今回は私の専門外のお話ですが、トレーニング寄りのお話です。
私はドッグトレーナーではないのでトレーニングには詳しくないのですが、犬との関わり方で日頃から感じていること「飼い主と犬の関係性」について。
パックリーダー論とは
犬の祖先がオオカミであることから、犬も群れを作って生活をする動物と考え、その群れのリーダー(アルファ)の行動を人間が真似ることにより犬を支配しようとする物です。
代表的なしつけ方法として、例えば…
- マズルコントロール
- ロールオーバー
- ジャーク
- スクラフアンドシェイク
など。

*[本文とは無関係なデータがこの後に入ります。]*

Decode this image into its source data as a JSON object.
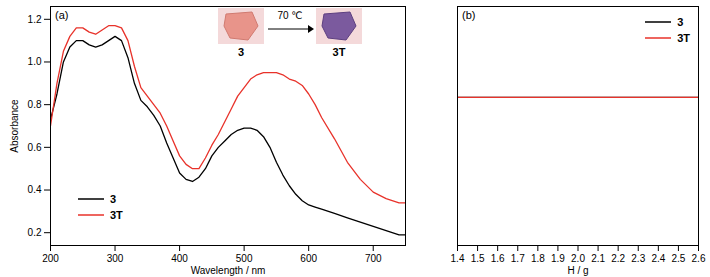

カタカナばかりで分かりずらいですね、詳しく見ていきましょう。
マズルコントロール
こちらは聞いたことのある方も多いかと思います。
犬のマズルを押さえ、上下左右に動かしコントロールするというしつけ方です。
母犬が子犬にしつけを行う際に同様のことをするとのことで、犬の武器である口を手で掴まれても暴れずに服従することができるように行います。
ロールオーバー
仰向け抱っこのことです。
犬がお腹を見せるのは服従のサインということから、犬を仰向けにして大人しくなるまでホールドします。
犬が大人しくリラックスするようになったら、服従したサインだそうです。
ジャーク
首輪を強く引きショックを与える方法です。
引っ張り癖や吠え癖などの矯正に使われることが多いです。
スクラフアンドシェイク
首根っこを掴み持ち上げ振る、という罰の与え方です。
主に小型犬に対して使います。
アルファシンドロームとは
先ほども書きましたが、オオカミの群れのリーダーはアルファと呼ばれます。
犬が自分がリーダーになったと勘違いし、人間を支配しようとすることをアルファシンドロームと呼びます。
具体的には、自分の思い通りにならないと唸るなど。
犬を飼う際の注意点として、これらのことを言われたことはありませんか?
- 人間より先にご飯を食べさせてはいけない
- お散歩の時、人間よりも前を歩かせてはいけない
- 肩より上の高さで抱っこしてはいけない
- 一緒に寝てはいけない
これらは全て「犬が自分をリーダーだと勘違いさせてしまう行動」だとされてきました。
パックリーダー論、アルファシンドロームはもう古い?!
ここまで読んで、だいぶ不快に思った方も多いのではないでしょうか。
これらの考え方は、少し前までは当たり前・常識として扱われていましたが、最近では古い考えになってきています。
近年では、オオカミや犬は大きな群れを作ることはせず家族単位で行動すること、明確なリーダーは存在しないことなどが研究で明らかになっているそうです。
昔の研究で群れや階級が存在すると言われていたのは、同じ空間にたくさんのオオカミを入れて飼育していたからだと言われています。
猿山のサルが群れと階級を作るのと同じ現象ですね。
サルも野生では群れも階級も存在しません。
また、野犬は単独行動が多いといいます。
こうしたことから、パックリーダー論は間違っているのではないかと言われています。
犬がリーダーになりたがっていると感じたことはありますか?
私は長い間犬と暮らし、仕事柄たくさんの犬と関わってきました。
ですが1頭たりとも「あ、こいつリーダーの座を狙っているな」と感じたことはありません。
犬は犬として暮らし、きちんと自分と人間との区別が付いています。
犬の食べている物やお気に入りのおもちゃを取り上げようとした時など、犬が唸ったとしてもそれは決してアルファシンドロームではありません。
犬は意思表示、感情表現をしているにすぎません。
でも、私はリーダーが必要だと思います
さっきまでと言ってること違くない?と思われてしまうかもしれません。
私が犬にとって必要だと思うリーダーは、家族でいう「お父さん」や「お母さん」のような存在です。
正しい道へ導いてくれて、自分を守ってくれる存在です。
どんなコミュニティにもリーダーって存在しますよね。
スポーツや会社、戦隊ヒーローなんかにも必ずいる「頼れるリーダー」。
威張り散らして力や圧力で支配しようとするようなリーダーではなく、信頼して、安心して付いていくことができるリーダーの存在が、犬には必要だと考えています。
飼い主が頼りないと、犬は不安になります。
自分が飼い主を守らなければと頑張らなくてはいけなくなり、無駄なストレスを感じることになってしまいます。
飼い主様には「君(犬)の安全はリーダー(飼い主)が守るから安心してね」と、頼れるリーダーになって欲しいと思います。
まとめ:犬を不安にさせないよう、飼い主がリーダーになる必要がある
結局は、リーダーでも、親でも、友達でも、兄弟でもなんでも良いんです。
「服従させる」「支配する」といった古い考えは捨てて、犬との良好な関係を目指しましょう。